Go to all of the buildings that you had your classes in. See if you can remember which rooms you went to over the past few years. These classrooms dictated our time, our work, our very lives for the years that we’ve been here. See if you can remember who taught you. See if you can remember your classmates, or your assignments, or what was on the whiteboard when the lecturer was talking.

Were you a member of any societies? Go to the room that you met in every week with your fellow society members. Can you remember where you would usually sit each week? Is this where you met your friends? How important was this society to you while you were living here?

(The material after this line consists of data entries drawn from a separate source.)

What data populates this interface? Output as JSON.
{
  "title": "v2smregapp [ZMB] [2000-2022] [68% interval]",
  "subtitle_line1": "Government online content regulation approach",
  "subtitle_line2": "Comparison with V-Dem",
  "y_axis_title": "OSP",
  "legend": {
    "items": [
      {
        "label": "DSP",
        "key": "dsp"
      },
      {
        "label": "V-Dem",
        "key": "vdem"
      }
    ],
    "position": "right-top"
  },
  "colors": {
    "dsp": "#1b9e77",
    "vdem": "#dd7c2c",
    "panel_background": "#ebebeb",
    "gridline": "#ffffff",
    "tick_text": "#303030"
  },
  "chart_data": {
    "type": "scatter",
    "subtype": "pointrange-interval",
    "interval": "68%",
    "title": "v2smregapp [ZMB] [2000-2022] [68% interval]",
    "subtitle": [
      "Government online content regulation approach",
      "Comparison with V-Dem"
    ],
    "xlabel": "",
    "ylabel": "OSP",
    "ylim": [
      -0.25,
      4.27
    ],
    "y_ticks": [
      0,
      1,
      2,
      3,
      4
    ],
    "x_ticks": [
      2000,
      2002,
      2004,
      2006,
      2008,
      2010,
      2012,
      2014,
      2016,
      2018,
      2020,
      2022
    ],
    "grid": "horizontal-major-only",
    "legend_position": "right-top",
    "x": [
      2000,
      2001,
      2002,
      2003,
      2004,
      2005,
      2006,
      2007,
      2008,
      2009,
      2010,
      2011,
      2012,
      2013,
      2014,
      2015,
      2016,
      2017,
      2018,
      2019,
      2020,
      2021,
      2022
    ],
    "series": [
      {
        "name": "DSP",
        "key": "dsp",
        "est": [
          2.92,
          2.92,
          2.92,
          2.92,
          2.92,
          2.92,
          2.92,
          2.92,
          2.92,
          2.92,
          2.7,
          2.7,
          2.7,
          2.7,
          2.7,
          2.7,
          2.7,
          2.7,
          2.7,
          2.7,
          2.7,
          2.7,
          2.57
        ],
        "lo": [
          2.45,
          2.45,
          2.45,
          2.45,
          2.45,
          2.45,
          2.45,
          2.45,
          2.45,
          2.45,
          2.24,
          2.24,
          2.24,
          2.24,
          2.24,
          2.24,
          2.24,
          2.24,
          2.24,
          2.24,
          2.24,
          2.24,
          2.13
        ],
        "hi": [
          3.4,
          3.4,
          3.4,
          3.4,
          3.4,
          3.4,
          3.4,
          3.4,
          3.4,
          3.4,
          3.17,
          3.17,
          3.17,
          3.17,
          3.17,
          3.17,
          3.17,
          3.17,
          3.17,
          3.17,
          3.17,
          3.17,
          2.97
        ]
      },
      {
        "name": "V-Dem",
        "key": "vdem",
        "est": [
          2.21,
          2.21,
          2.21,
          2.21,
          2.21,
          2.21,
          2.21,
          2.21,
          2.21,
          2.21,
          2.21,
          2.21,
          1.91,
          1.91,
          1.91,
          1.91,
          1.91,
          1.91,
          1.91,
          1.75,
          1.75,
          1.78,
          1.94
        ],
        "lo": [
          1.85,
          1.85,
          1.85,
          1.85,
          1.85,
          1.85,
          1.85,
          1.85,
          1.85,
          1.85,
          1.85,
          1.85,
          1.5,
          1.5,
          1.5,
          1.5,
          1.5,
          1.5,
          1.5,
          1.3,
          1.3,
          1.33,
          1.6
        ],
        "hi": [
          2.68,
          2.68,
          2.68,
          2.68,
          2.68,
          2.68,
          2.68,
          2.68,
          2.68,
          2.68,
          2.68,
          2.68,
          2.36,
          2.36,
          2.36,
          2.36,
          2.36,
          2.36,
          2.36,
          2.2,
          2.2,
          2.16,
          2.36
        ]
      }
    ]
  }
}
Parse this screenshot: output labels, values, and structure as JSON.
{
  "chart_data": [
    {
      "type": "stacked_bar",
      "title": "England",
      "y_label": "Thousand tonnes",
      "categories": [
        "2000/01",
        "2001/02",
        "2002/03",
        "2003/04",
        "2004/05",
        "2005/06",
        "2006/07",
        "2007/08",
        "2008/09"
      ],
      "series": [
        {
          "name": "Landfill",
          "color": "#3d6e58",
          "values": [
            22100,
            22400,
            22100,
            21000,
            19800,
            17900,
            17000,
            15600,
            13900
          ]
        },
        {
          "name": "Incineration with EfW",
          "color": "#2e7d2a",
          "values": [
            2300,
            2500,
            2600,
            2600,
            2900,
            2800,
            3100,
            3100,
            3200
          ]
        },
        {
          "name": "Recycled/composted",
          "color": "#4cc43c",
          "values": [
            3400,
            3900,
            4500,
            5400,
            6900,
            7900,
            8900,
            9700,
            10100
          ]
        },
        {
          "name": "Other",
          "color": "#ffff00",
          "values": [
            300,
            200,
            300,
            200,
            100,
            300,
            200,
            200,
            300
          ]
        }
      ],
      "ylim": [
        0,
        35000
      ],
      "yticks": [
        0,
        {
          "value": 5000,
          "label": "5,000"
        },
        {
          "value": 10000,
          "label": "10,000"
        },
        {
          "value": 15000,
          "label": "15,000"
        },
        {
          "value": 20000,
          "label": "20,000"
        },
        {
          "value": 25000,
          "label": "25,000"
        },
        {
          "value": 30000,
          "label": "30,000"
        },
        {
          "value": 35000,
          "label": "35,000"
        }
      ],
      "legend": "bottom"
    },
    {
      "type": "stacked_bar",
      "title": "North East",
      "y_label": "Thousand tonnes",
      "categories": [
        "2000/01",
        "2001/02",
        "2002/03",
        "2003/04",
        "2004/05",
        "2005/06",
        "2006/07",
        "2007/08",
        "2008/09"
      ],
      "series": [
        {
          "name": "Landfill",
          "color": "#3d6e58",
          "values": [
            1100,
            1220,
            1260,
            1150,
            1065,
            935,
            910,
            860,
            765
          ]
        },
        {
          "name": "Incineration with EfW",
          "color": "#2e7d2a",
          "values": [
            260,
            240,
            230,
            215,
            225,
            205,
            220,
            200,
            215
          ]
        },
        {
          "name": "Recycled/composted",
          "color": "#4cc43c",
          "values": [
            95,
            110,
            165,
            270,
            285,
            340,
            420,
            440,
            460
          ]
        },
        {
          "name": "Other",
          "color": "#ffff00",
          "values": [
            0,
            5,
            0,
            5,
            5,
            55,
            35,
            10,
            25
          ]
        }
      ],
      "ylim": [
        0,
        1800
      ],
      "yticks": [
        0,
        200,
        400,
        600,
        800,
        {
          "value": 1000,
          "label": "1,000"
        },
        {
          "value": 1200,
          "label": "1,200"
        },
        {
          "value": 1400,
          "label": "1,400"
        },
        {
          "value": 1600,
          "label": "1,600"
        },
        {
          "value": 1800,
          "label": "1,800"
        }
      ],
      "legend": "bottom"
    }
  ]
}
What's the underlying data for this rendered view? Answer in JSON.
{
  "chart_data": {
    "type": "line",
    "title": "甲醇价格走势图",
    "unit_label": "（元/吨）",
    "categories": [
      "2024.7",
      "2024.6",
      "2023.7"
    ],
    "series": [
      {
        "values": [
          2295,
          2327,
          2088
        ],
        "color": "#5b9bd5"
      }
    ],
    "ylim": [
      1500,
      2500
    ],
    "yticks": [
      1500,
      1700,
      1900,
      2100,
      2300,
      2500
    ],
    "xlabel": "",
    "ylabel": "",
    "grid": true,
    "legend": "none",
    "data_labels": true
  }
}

Did you ever meet up with your friends on campus? Find the place where you would all hang out. Invite them to meet up there one last time. Talk about the past, the present and the future. Talk about how excited you are for what you’re going to do over the next few years. Reminiscing and accepting that your time here is coming to an end doesn’t have to be sad, but hopeful and full of joy.

Take photographs of these places, or even sketch them if you’re more artistically inclined. A visual reminder is so much stronger than anything your memory can retain over years and years of your long, long life. Put these pieces of paper somewhere special. Preserve them. Treasure them. You never know when a wave of nostalgia will wash over you and you’ll want to look at them again.

A word of caution should be advised, though. Doing this will make you look at the world through rose-tinted glasses and possibly cause memories from your first years of university life to reappear in your mind. Do this as a day trip with friends if you want the full effects of this experience.

So many people put all of their time and energy into the graduation ceremony itself, but it’s important to remember how you got here.

The days leading up to this moment were just as important as the final results. They say that you meet your true friends at university and I’d like to think that the saying is pretty accurate. Your friends help you through so many trials and tribulations and you grow as a person thanks to them. In return, they grow as well, thanks to you. Take your time to meet up with these people before the end of June and build more memories together. Do as much as you can before graduation and make the most of your time left here. If you can do that, you can look back at this time years from now with no regrets.